Humanitarian crises, natural disasters, disease outbreaks – the needs today as pressing as ever, but the way we give is evolving. Philanthropy experts say there are notable shifts brewing in terms of where, when and how Americans open their wallets to charitable causes.
Here’s what to expect in charitable giving trends in 2019.
Giving bigger donations, but less frequently
Charities and non-governmental organizations, or NGOs, are watching carefully to see if the doubling of the standard deduction under the Tax Cuts and Jobs Act of 2017 changes how – and how much – we give.
“Certainly, the NGOs are worried,” says Barbara Leopold, associate director of the Center on Philanthropy and Civil Society at the Graduate Center of the City University of New York. “There’s a great deal of worry about it on the receiving end.”
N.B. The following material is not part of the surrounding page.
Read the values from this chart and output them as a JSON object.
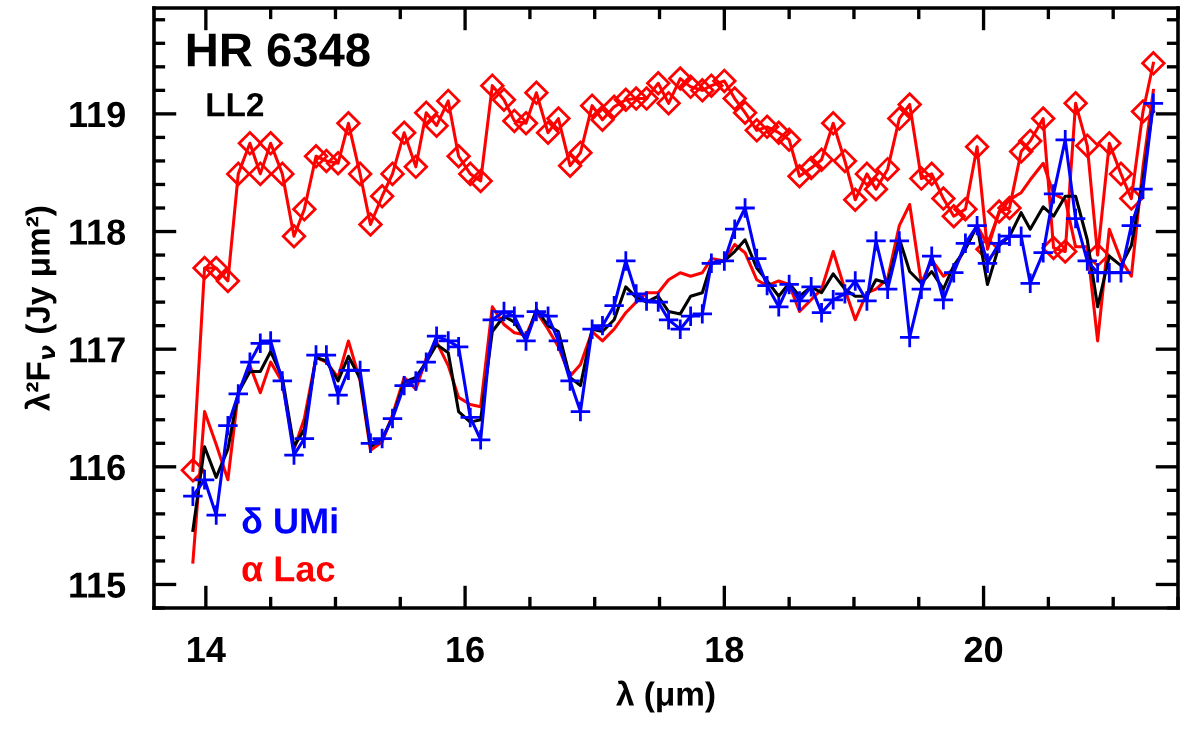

One potential change is that people could switch to giving every other or every third year instead of annually, a tactic called “bunching” that would let them itemize in their giving years to get the deduction, and take the standard deduction in other years. “At the higher level of giving, people who were giving in calculated ways – I think they’re keeping a closer watch on what effects the law will have,” Leopold says.
Using technology to mobilize support
If you feel like you’ve seen more notifications in your Facebook feed that someone is raising money for a good cause to celebrate a birthday or other milestone, you’re probably right. “We have seen a rise in crowdfunding and peer-to-peer funding,” says Una Osili, professor of economics and philanthropic studies at Indiana University’s Lilly Family School of Philanthropy.
This growth is a confluence of two trends, she says: the desire of donors to personalize their giving, and advances in technology that make giving, or asking others to give on your behalf, as easy as typing up a heartfelt message and hitting “enter.”
Osili says the trifecta of how giving is traditionally framed – as gifts of “talent, treasure or time” – is getting a fourth leg. “Now, some people are adding ‘testimony’ to that, using social media to get the word out around a cause or get people mobilized around an issue.”